Elementary Excitations, Spectral Weights and Experimental Signatures of a Supersolid and a Fulde-Ferrell-Larkin-Ovchinnikov State

Abstract

We construct a Ginsburg Landau (GL) theory to study the phases of liquid, solid, superfluid, especially a possible supersolid and phase transitions among these phases in a unified framework. In this GL, we put the two competing orders between the solid component and the superfluid component on the same footing. We only introduce two parameters: v which is the repulsive interaction between the normal component and the local superfluid mode and g which is a periodically changing chemical potential for the local superfluid mode. The microscopic origins of v and g are given. By using this GL action, we study the superfluid to supersolid transition, normal solid to the supersolid transition and analyze the conditions for the existence of the supersolid. The non-classical rotational inertial (NCRI) in the SS state is calculated and found to be isotropic in bcc and fcc lattice, but weakly anisotropic in hcp lattice. We study the elementary low energy excitation inside a supersolid. We find that there are one upper branch and one lower branch longitudinal “supersolidon” modes inside the SS, while the transverse modes in the SS stay the same as those inside the NS. We also determine the corresponding spectral weights of the two branches. We work out the experimental signatures of these elementary excitations in Debye-Waller factor, density-density correlation, vortex loop interaction and specific heat.
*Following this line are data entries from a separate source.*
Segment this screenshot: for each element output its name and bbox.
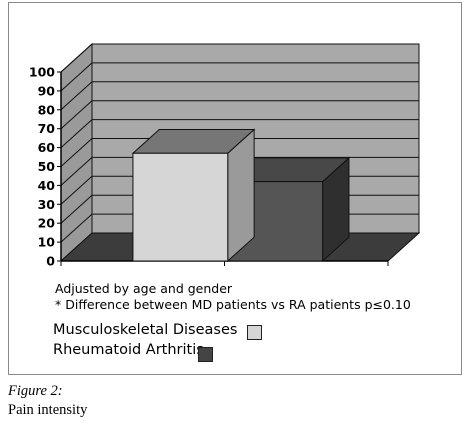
y-tick-label-80: 80 bbox=[38, 102, 56, 117]
y-tick-label-50: 50 bbox=[38, 159, 56, 174]
y-tick-label-100: 100 bbox=[29, 65, 55, 80]
y-tick-label-70: 70 bbox=[38, 121, 56, 136]
chart-note-significance: * Difference between MD patients vs RA p… bbox=[55, 297, 411, 312]
chart-note-adjusted: Adjusted by age and gender bbox=[55, 281, 233, 296]
y-tick-label-90: 90 bbox=[38, 83, 56, 98]
bar-musculoskeletal bbox=[131, 128, 256, 263]
gridline-80 bbox=[60, 81, 419, 111]
y-tick-label-40: 40 bbox=[38, 178, 56, 193]
legend-swatch-musculoskeletal bbox=[247, 325, 262, 340]
legend-item-musculoskeletal: Musculoskeletal Diseases bbox=[53, 322, 237, 338]
figure-label: Figure 2: bbox=[8, 383, 63, 399]
y-axis-ticks: 0 10 20 30 40 50 60 70 80 90 100 bbox=[29, 65, 389, 269]
gridline-50 bbox=[60, 138, 419, 167]
y-tick-label-30: 30 bbox=[38, 197, 56, 212]
legend-swatch-rheumatoid bbox=[198, 347, 213, 362]
gridline-70 bbox=[60, 100, 419, 130]
legend-item-rheumatoid: Rheumatoid Arthritis bbox=[53, 342, 204, 358]
y-tick-label-60: 60 bbox=[38, 140, 56, 155]
gridline-90 bbox=[60, 62, 419, 92]
gridline-100 bbox=[60, 43, 419, 73]
gridline-60 bbox=[60, 119, 419, 148]
bar-musculoskeletal-front bbox=[132, 152, 229, 262]
bars bbox=[131, 128, 351, 263]
legend-label-rheumatoid: Rheumatoid Arthritis bbox=[53, 342, 204, 358]
y-tick-label-20: 20 bbox=[38, 216, 56, 231]
y-tick-label-0: 0 bbox=[46, 254, 55, 269]
figure-caption: Pain intensity bbox=[8, 402, 88, 418]
y-tick-label-10: 10 bbox=[38, 235, 56, 250]
legend-label-musculoskeletal: Musculoskeletal Diseases bbox=[53, 322, 238, 338]
significance-note-text: * Difference between MD patients vs RA p… bbox=[55, 297, 411, 312]
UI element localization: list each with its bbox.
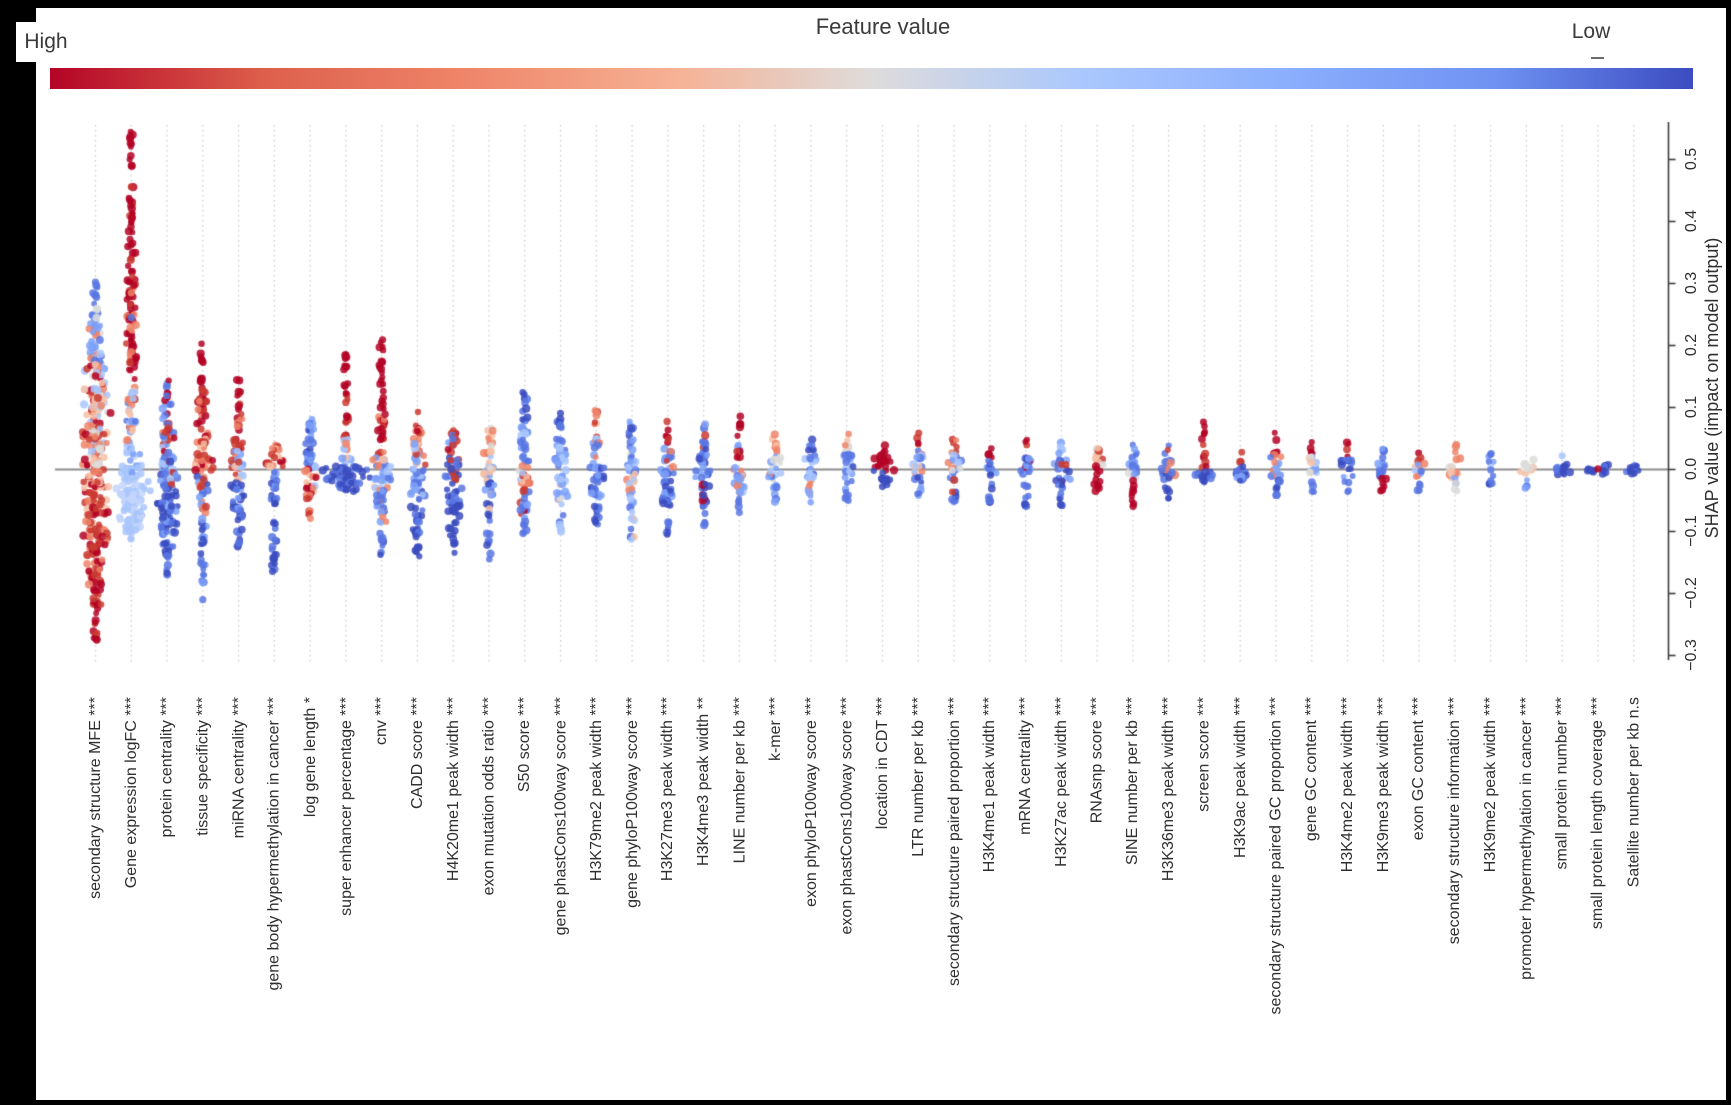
feature-label: gene GC content *** (1303, 697, 1321, 842)
feature-label: gene phastCons100way score *** (552, 697, 570, 936)
feature-label: small protein number *** (1553, 697, 1571, 870)
feature-label: cnv *** (373, 697, 391, 746)
feature-label: H3K9ac peak width *** (1231, 697, 1249, 858)
colorbar-title: Feature value (815, 14, 951, 39)
feature-label: H3K4me1 peak width *** (981, 697, 999, 873)
feature-label: tissue specificity *** (194, 697, 212, 836)
colorbar-high-box: High (16, 22, 76, 62)
feature-label: protein centrality *** (158, 697, 176, 838)
feature-label: H3K4me2 peak width *** (1339, 697, 1357, 873)
feature-label: LTR number per kb *** (909, 697, 927, 857)
feature-label: secondary structure information *** (1446, 697, 1464, 945)
feature-label: log gene length * (301, 697, 319, 818)
feature-label: exon GC content *** (1410, 697, 1428, 841)
feature-label: secondary structure paired proportion **… (945, 697, 963, 987)
feature-label: H3K9me3 peak width *** (1374, 697, 1392, 873)
feature-label: exon phyloP100way score *** (802, 697, 820, 907)
feature-label: Gene expression logFC *** (122, 697, 140, 889)
y-tick-label: −0.3 (1683, 638, 1700, 671)
feature-label: gene body hypermethylation in cancer *** (265, 697, 283, 991)
feature-label: super enhancer percentage *** (337, 697, 355, 916)
feature-label: location in CDT *** (874, 697, 892, 830)
feature-label: screen score *** (1195, 697, 1213, 812)
feature-label: H3K27me3 peak width *** (659, 697, 677, 882)
feature-label: miRNA centrality *** (230, 697, 248, 839)
feature-label: small protein length coverage *** (1589, 697, 1607, 930)
y-axis-label: SHAP value (impact on model output) (1702, 237, 1722, 539)
feature-label: H3K36me3 peak width *** (1160, 697, 1178, 882)
feature-label: secondary structure paired GC proportion… (1267, 697, 1285, 1015)
feature-label: LINE number per kb *** (730, 697, 748, 864)
feature-label: S50 score *** (516, 697, 534, 793)
feature-label: promoter hypermethylation in cancer *** (1517, 697, 1535, 980)
feature-label: k-mer *** (766, 697, 784, 762)
feature-label: CADD score *** (408, 697, 426, 810)
feature-value-colorbar (50, 68, 1693, 89)
colorbar-high-label: High (24, 30, 68, 53)
feature-label: exon phastCons100way score *** (838, 697, 856, 935)
feature-label: H4K20me1 peak width *** (444, 697, 462, 882)
feature-label: SINE number per kb *** (1124, 697, 1142, 866)
feature-label: mRNA centrality *** (1017, 697, 1035, 835)
feature-label: RNAsnp score *** (1088, 697, 1106, 824)
feature-label: exon mutation odds ratio *** (480, 697, 498, 896)
feature-label: H3K79me2 peak width *** (587, 697, 605, 882)
feature-label: gene phyloP100way score *** (623, 697, 641, 908)
feature-label: secondary structure MFE *** (87, 697, 104, 899)
colorbar-low-label: Low (1571, 20, 1611, 43)
feature-label: H3K9me2 peak width *** (1482, 697, 1500, 873)
colorbar-tick (1591, 57, 1604, 59)
feature-label: H3K4me3 peak width ** (695, 697, 713, 866)
feature-label: Satellite number per kb n.s (1625, 697, 1643, 888)
feature-label: H3K27ac peak width *** (1052, 697, 1070, 867)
The estimated excess entropy due to vacancies seems consistent with data measured in the specific experiment in Helium 4. Detecting the two supersolidon modes by various equilibrium and thermodynamic experiments such as X-ray scattering, neutron scattering, acoustic wave attenuation and heat capacity can prove or disapprove the existence of a supersolid in Helium 4. A toy model of supersolid wavefunction is analyzed. The difference and similarities with lattice supersolid are clearly demonstrated. Elementary excitations inside a Fulde-Ferrell-Larkin-Ovchinnikov (FFLO) state of superfluid are also discussed.